This post is adapted from comments delivered at the Manhattan Institute’s Curriculum Counts! event.
If Common Core is really going to "change everything," we must focus on what these standards mean for teaching and learning. Photo by horizontal.integration |
Broadly speaking, there are two categories of school reform: systemic reform and classroom-level reform.
Systemic reforms are those aimed at reimagining school systems, and they include things like charter schools, vouchers, portfolio districts, and even accountability and some systemic teacher-evaluation policies. Classroom-level reforms, by contrast, are those aimed at actually changing what happens in the classroom. They focus, for example, on changing what is taught, how it is taught, or even how student mastery of essential content and skills is measured.
Over the past decade, education reformers have focused the lion’s share of our attention on systemic reform—to the point where conversations about Common Core implementation are often even dominated by how the standards will impact things like state accountability, teacher evaluation, certification, and on.
Of course, those are all important. But if Common Core is really going to “change everything,” we need first and foremost to focus on what these new standards mean for teaching and learning.
Yet, in many ways, the classroom is a black box to systemic reformers. While many leaders have made it their business to understand inputs and student achievement outputs, too few have focused their attention of what it takes to drive achievement within the four walls of an American classroom.
In many ways, the classroom is a black box to systemic reformers.
There are many reasons for this. For instance, you sometimes need to shake up the system in order to set the stage for classroom-level change. But another reason is that, while driving systemic reform means influencing state departments of education and district offices, classroom-level reform necessitates touching teaching and learning in more than 3 million classrooms. Yet, while classroom-level reform is far more complicated, it is classroom-level changes—those that directly impact teachers and students, curriculum and instruction—that hold the greatest promise for our students.
Of course, there are many nations that have recognized the promise of classroom-level reform practice, and they’ve simply forced changes. National education bureaucracies have made decisions about curriculum and pedagogy, and they’ve dictated what must be taught and how it should be delivered. America obviously—and to its great credit—has a far less centralized education system, grounded in deep respect for local control and autonomy. But while that allows our schools to more nimbly respond to the needs of students and communities, it adds another layer of complexity to the challenge of influencing what students learn and whether all children are held to equally rigorous expectations.
And while we have made significant progress in pushing systemic reform—particularly in places where visionary reform leaders are at the helm (i.e., Florida, Tennessee, Rhode Island, and on)—we’ve made comparatively little progress reaching beyond and into the black box to influence classroom-level change.
Moving forward, if we want Common Core to more directly impact teaching and learning, we’d do well to focus our implementation efforts on three things:
- First, we need to accept the hard truth that when it comes to Common Core implementation, we may be trying to do too much too soon. If we are serious about getting implementation right—and having a classroom-level impact—then we need to take a page from the standards themselves and focus. We need to be thoughtful and systematic about the changes we make and how those changes interact with other policies and reforms.

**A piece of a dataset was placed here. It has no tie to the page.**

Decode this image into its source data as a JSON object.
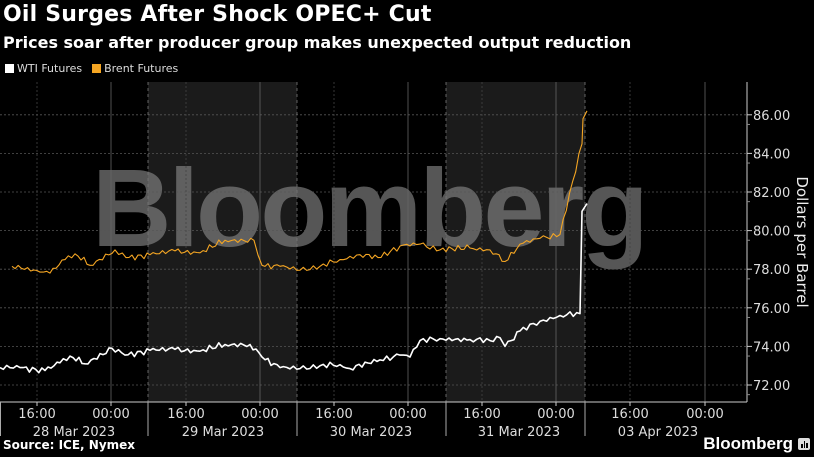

- Second, while most states don’t have the capacity to wade into every aspect of school-level implementation (professional development, curriculum development, formative assessment, and on), state leaders can give clear and unambiguous guidance that would help practitioners better understand—and internalize—what the Common Core asks. They can organize, develop, and provide resources that clearly communicate, for example, the instructional shifts in ELA and math. And perhaps even more importantly, they can give clear and explicit guidance about what it means for resources and curricula to be aligned to the CCSS so that practitioners can distinguish between resources that are faithfully aligned to the Common Core and those that have merely been “rubber stamped.” As implementation ramps up, they can also create feedback loops so that information about alignment and resource quality flows both out of and into state and district offices, and so that school leaders and teacher leaders are involved in the process.
- Finally, states need to prioritize getting the Common Core–aligned assessments right. The Whiteboard Advisor surveys of education insiders now show that majorities say both consortia are off track. If they are, we need to do whatever we can to get them back on track. And states need to push for higher quality assessments across all content areas—tests that will better measure content and skills mastery, tests that are less predictable and less likely to lead to the kinds of curriculum narrowing and “teaching to the test” we’ve seen, and tests that are valid for the purposes they’ll be used. After all, it’s the assessments that provide the foundation for so many other policies and system-level reforms.
In the end, it is exactly because Common Core is pushing reformers to take classroom-level change more seriously that it has the potential to have such far-reaching impact. But realizing this potential means accepting that, so far, our efforts may be falling short of what the moment requires.